With most ERTs new to healthcare, says Sharon Levine, MD, associate executive director of the Permanente Medical Group, an insurer can play an important role in gathering data on how these therapies work in the long run. Most of the markers for patient improvement are biological, she says, and show that the deficiency has been reversed.
“We have an obligation to provide access to innovative therapies that make a difference, as well as an obligation to make certain that the investment is delivering a real health improvement,” says Levine. “ERTs will require longitudinal data. We need a decade to a decade and a half of experience to answer questions about quality of life, and to assess morbidity and the long-term impact of these therapies,” says Levine.

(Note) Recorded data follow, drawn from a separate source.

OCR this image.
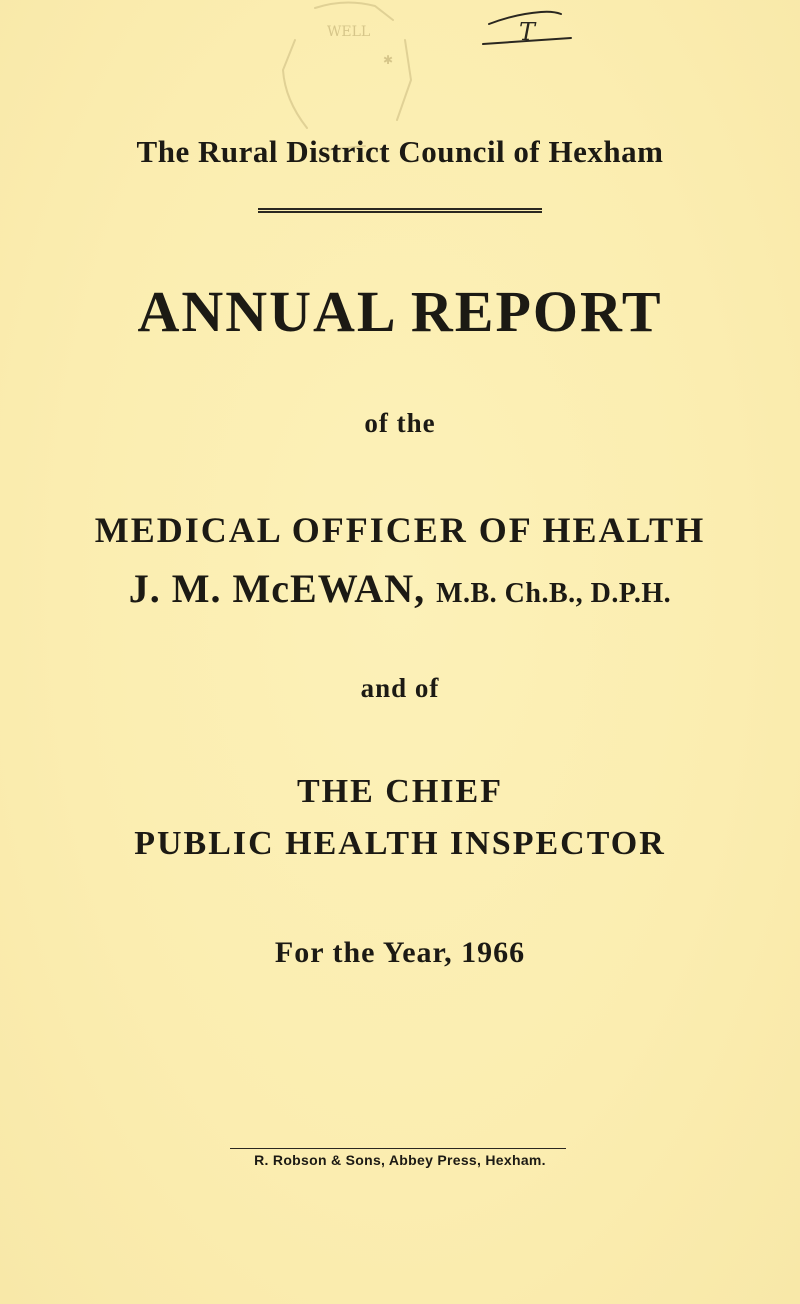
WELL
✱
T
The Rural District Council of Hexham
ANNUAL REPORT
of the
MEDICAL OFFICER OF HEALTH
J. M. McEWAN, M.B. Ch.B., D.P.H.
and of
THE CHIEF
PUBLIC HEALTH INSPECTOR
For the Year, 1966
R. Robson & Sons, Abbey Press, Hexham.
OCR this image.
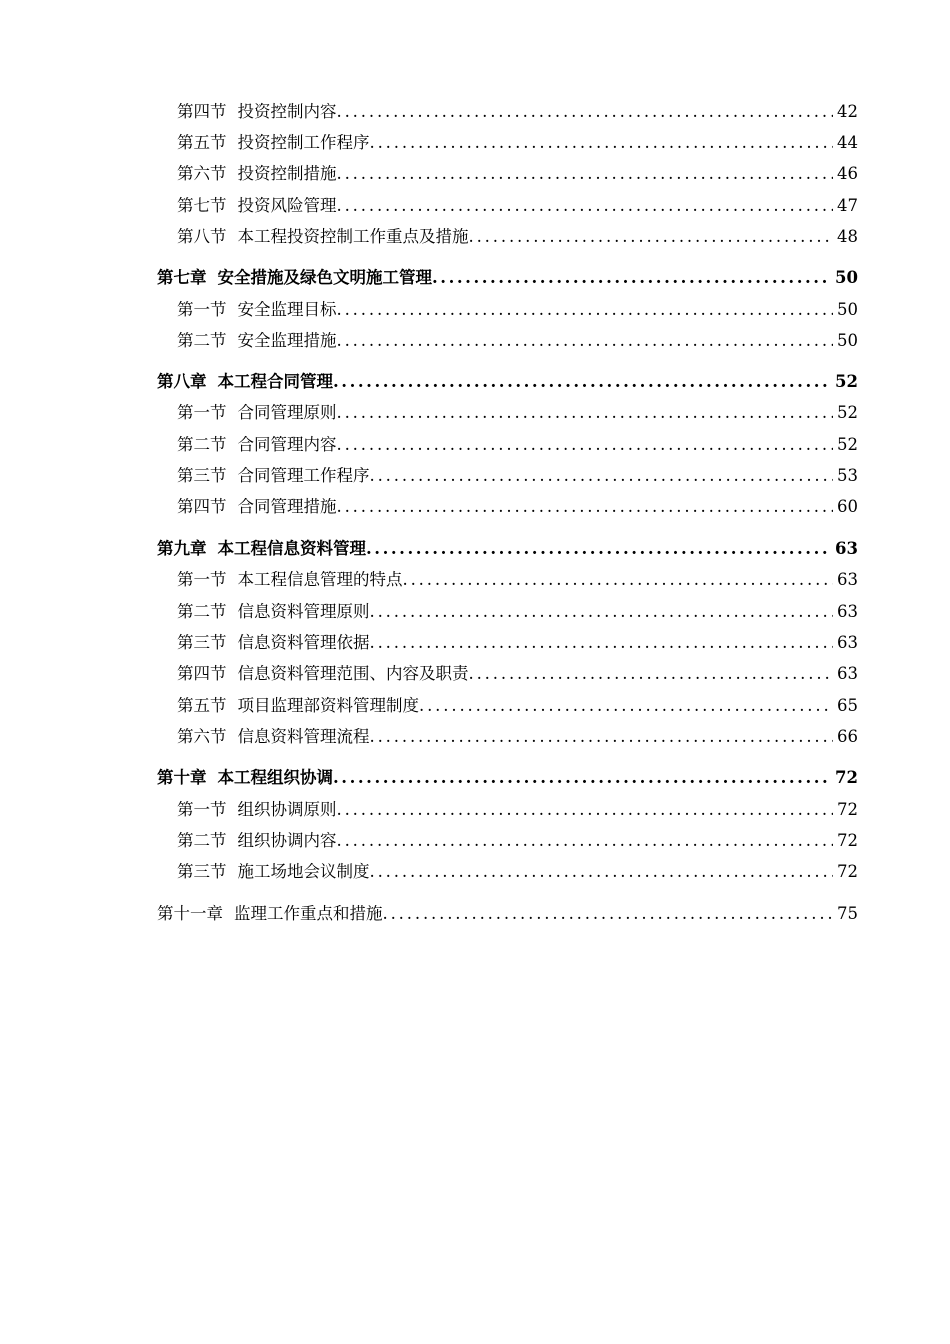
第四节 投资控制内容 . . .	42
第五节 投资控制工作程序 . . .	44
第六节 投资控制措施 . . .	46
第七节 投资风险管理 . . .	47
第八节 本工程投资控制工作重点及措施 . . .	48
第七章 安全措施及绿色文明施工管理 . . .	50
第一节 安全监理目标 . . .	50
第二节 安全监理措施 . . .	50
第八章 本工程合同管理 . . .	52
第一节 合同管理原则 . . .	52
第二节 合同管理内容 . . .	52
第三节 合同管理工作程序 . . .	53
第四节 合同管理措施 . . .	60
第九章 本工程信息资料管理 . . .	63
第一节 本工程信息管理的特点 . . .	63
第二节 信息资料管理原则 . . .	63
第三节 信息资料管理依据 . . .	63
第四节 信息资料管理范围、内容及职责 . . .	63
第五节 项目监理部资料管理制度 . . .	65
第六节 信息资料管理流程 . . .	66
第十章 本工程组织协调 . . .	72
第一节 组织协调原则 . . .	72
第二节 组织协调内容 . . .	72
第三节 施工场地会议制度 . . .	72
第十一章 监理工作重点和措施 . . .	75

For payers, though, there’s very little leverage that can be used to gain a price concession.
“These are monopoly products,” says Levine. “There’s no opportunity for price concessions. Price concessions exist where the opportunity to say ‘No’ exists. You can’t say no, so you’re a price taker.”
Ultimately, she says, the best long-term hope that payers have for serious price breaks is whether Congress will mandate a regulatory procedure for approving follow-on biologic products.
Others in the insurance field are also pondering the long-term effect of such sky-high therapies. “We have to consider a lot of things,” says Fish, at Fallon. Although she cautions that “We’re not there yet,” more and more physicians are going to have to use a higher standard to evaluate ERTs and other equally expensive biologics.
ERTs can save lives, notes Fish, but there also needs to be long-term evidence that the drugs are doing what they are designed to do. Without that, she says, “There’s a choice that has to be made.”